La catastrophe est communément qualifiée de tsunami en Asie du Sud-Est, parfois même simplement de tsunami en Asie du Sud, alors qu'elle a aussi touché des États africains. Pourquoi alors se limiter à cette dénomination restreinte ? Probablement parce que le séisme tsunamigène du 26 décembre 2004 a pour épicentre un point situé dans la zone asiatique : «C'est un séisme sous-marin dont l'épicentre se situe au large de Sumatra »550. Peut-être aussi est-ce dû au fait qu’il s’agit de la zone la plus touchée : «Les régions les plus touchées sont le Sri Lanka, l'Indonésie ainsi que le sud de l’Inde »551. Nous sommes déjà, semble t-il, dans un processus de construction identitaire concernant l’espace de la catastrophe avec une délimitation géographique centrée sur un point. Nous verrons d’ailleurs que les pays africains sont beaucoup moins présents dans la représentation, alors que la Somalie, par exemple, compte plus de morts que la France, la Grande-Bretagne ou les Maldives552. Peu de sujets leurs sont consacrés et même lorsque les journalistes y font allusion, les sujets ne sont pas forcément accompagnés d’images pour illustrer le propos. Le deuxième jour de couverture par exemple, dans l'un des lancements, le présentateur, dit que : « Les raz de marée qui ont suivi ont été ressentis jusqu'en Afrique de l'est où l'on dénombre 38 morts en Somalie. Rendez-vous compte à plus de 6000 kilomètres de l'épicentre »553 en insistant deux fois à travers l'interpellation du spectateur « rendez-vous compte » en s’appuyant sur le chiffre « 6000 kilomètres ». Pourtant, lorsque l'infographie présente au même instant une carte des zones touchées, avec la présence du chiffre 6000 kilomètres d'ailleurs, seul le Kenya apparaît. La Somalie (qui partage une frontière avec le Kenya) et la Tanzanie (elle-même proche du Kenya), également affectées, n’apparaissent pas. Quelques minutes plus tôt en l'occurrence, une autre carte présente bien toutes les zones touchées bordées par un liséré rouge554. De manière générale, les informations sur l'Afrique sont plutôt incluses dans les reportages portant sur d'autres pays affectés ou dans des brèves.

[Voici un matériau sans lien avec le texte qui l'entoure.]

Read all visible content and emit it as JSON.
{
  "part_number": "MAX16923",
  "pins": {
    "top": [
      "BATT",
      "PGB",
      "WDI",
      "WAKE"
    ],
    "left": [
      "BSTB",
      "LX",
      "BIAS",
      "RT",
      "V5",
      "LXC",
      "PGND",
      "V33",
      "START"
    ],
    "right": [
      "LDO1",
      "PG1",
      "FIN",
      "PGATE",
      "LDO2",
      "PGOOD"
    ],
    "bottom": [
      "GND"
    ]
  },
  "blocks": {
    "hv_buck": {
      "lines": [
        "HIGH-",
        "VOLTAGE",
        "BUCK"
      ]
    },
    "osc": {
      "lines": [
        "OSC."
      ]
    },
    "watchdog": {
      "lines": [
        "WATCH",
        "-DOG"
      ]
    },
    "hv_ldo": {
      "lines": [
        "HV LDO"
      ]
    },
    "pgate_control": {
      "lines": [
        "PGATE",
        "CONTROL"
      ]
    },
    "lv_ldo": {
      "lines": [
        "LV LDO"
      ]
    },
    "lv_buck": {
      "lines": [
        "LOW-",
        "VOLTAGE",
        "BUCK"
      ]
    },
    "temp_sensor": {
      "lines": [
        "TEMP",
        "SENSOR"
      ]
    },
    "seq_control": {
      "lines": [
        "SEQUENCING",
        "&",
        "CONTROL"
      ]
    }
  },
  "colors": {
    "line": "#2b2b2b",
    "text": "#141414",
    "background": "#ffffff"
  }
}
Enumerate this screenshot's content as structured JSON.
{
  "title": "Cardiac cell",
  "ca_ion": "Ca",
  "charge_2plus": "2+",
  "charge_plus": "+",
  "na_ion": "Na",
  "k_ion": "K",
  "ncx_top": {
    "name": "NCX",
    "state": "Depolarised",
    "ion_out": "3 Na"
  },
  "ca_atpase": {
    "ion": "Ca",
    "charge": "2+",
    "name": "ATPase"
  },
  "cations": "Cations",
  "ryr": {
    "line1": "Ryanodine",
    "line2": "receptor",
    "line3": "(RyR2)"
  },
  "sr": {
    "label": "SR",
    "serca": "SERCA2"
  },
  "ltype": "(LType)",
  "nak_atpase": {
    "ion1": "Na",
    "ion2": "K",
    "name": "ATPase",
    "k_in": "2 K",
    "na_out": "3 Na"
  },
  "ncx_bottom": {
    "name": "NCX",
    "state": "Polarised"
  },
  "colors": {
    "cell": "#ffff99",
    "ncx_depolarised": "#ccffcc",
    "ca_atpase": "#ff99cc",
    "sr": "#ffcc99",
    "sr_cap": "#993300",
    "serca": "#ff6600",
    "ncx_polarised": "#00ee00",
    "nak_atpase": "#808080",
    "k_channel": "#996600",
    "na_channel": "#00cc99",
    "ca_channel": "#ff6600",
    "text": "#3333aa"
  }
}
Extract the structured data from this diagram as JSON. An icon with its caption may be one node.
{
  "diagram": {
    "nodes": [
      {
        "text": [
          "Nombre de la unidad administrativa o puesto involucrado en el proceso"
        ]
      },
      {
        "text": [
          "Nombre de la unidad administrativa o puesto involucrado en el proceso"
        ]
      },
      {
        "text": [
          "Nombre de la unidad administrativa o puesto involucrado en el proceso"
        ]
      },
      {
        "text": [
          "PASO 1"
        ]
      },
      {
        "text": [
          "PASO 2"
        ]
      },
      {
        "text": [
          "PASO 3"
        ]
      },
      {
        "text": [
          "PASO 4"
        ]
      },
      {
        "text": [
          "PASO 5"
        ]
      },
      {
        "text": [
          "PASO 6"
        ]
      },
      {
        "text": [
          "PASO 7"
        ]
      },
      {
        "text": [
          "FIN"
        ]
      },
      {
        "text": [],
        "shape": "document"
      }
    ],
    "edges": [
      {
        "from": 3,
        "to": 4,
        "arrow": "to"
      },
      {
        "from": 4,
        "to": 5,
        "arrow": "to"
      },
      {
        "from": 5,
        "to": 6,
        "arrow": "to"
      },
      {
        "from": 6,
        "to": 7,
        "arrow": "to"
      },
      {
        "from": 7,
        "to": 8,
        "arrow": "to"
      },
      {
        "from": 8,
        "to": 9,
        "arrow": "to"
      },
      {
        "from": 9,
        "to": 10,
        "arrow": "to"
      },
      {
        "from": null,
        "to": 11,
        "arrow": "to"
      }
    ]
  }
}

Cette identification « axée » de l’événement se traduit notamment par une articulation à un discours politique sur les conflits de pouvoir et les acteurs politiques en Indonésie et au Sri Lanka et, dans une moindre mesure, en Thaïlande et en Inde. Il semble que les frontières de la catastrophe se fondent sur une formule « L’Asie du Sud-Est » qui caractérise un ensemble disparate de dix pays, une région du monde en guerre depuis des décennies. Un terme dont l’« apparition dans le vocabulaire, dans la presse, sur les cartes des stratèges militaires et politiques date de la Seconde Guerre Mondiale »555, au moment de la guerre du Pacifique entre militaires américains et japonais. Cette approche géopolitique de l’espace frappé par le tsunami permet à un phénomène naturel d’acquérir une signification et une dimension d’événement politique. La lecture politique du tsunami permet de souligner les stratégies des pays tiers dans cette région du monde car ces grandes puissances expriment face aux médias leur présence et leurs intérêts géopolitiques. Il y a donc l’expression d’une forme de d’espace public géopolitique mais également d’une météorologie géopolitique.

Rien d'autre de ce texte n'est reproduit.